Paul Williams has been coding since he was 15, when his maths teacher handed him a textbook, unlocked the school computer after hours, and told him to figure it out. Forty-five years later, not much has changed except now Paul has Claude Code.
In a recent Strive Collective masterclass, Paul did something most of us would never dare: he opened a live coding session in front of the whole community, gave an AI a mission, and let it run. No safety net. No prepared code. Just a goal, a terminal, and a lot of curiosity.
Here's what happened - and what it means for you, whether you've ever written a line of code or not.
What Paul actually built
Starting from a blank screen, Paul asked Claude Code to build an iPhone app that could read and visualise his personal health data - heart rate, step counts, resting heart rate analysis - all pulled live from his phone. Within the session, the app was running. With Strive branding. On his actual phone.
No manual code writing. Just clear instructions in plain English, and an AI that looped, tested, and refined until it got there.
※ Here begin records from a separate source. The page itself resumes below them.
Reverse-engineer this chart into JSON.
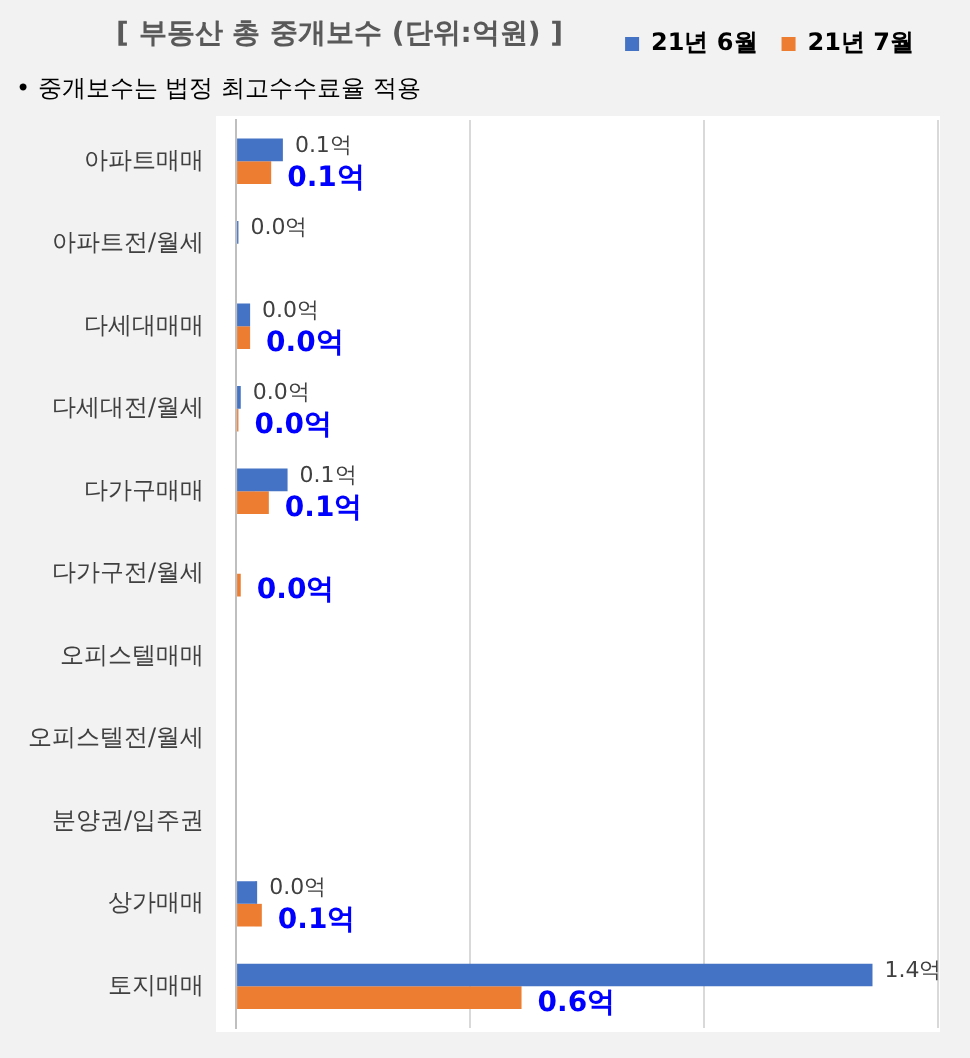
{
  "chart_data": {
    "type": "bar",
    "orientation": "horizontal",
    "title": "[ 부동산 총 중개보수 (단위:억원) ]",
    "subtitle": "• 중개보수는 법정 최고수수료율 적용",
    "categories": [
      "아파트매매",
      "아파트전/월세",
      "다세대매매",
      "다세대전/월세",
      "다가구매매",
      "다가구전/월세",
      "오피스텔매매",
      "오피스텔전/월세",
      "분양권/입주권",
      "상가매매",
      "토지매매"
    ],
    "series": [
      {
        "name": "21년 6월",
        "color": "#4472c4",
        "values": [
          0.1,
          0.005,
          0.03,
          0.01,
          0.11,
          null,
          null,
          null,
          null,
          0.045,
          1.36
        ],
        "value_labels": [
          "0.1억",
          "0.0억",
          "0.0억",
          "0.0억",
          "0.1억",
          null,
          null,
          null,
          null,
          "0.0억",
          "1.4억"
        ]
      },
      {
        "name": "21년 7월",
        "color": "#ed7d31",
        "values": [
          0.075,
          null,
          0.03,
          0.005,
          0.07,
          0.01,
          null,
          null,
          null,
          0.055,
          0.61
        ],
        "value_labels": [
          "0.1억",
          null,
          "0.0억",
          "0.0억",
          "0.1억",
          "0.0억",
          null,
          null,
          null,
          "0.1억",
          "0.6억"
        ]
      }
    ],
    "xlim": [
      0,
      1.5
    ],
    "xticks": [
      {
        "value": 0,
        "label": null
      },
      {
        "value": 0.5,
        "label": null
      },
      {
        "value": 1,
        "label": null
      },
      {
        "value": 1.5,
        "label": null
      }
    ],
    "tick_labels": "y",
    "grid": "x",
    "legend": "top right"
  }
}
What this tells us about AI
Paul's explanation of how large language models actually work is one of the clearest you'll find anywhere. The short version: AI is a text predictor, trained on most of the internet, that predicts the most likely next word based on everything it has ever read. It isn't reasoning. It isn't conscious. It's maths - extraordinarily powerful maths - and understanding that makes it far less intimidating and far more useful.
The leap from "chat tool" to "coding agent" happens when you stop asking it questions and start giving it missions. Tools like Claude Code loop autonomously - writing code, testing it, fixing errors, and trying again - until the job is done.
Paul's personal rule on AI and creativity
One moment that landed with the room: Paul draws a firm line at using AI for anything creative - music, art, writing with a genuine human voice. For learning, for code, for synthesising public information? He's all in. For replacing the creative soul of a human? Not a chance. It's a distinction worth sitting with.
As Paul put it: "It's a really great way of learning at any level. Just say: I'm not a programmer, explain what you did in the simplest possible steps. And it will."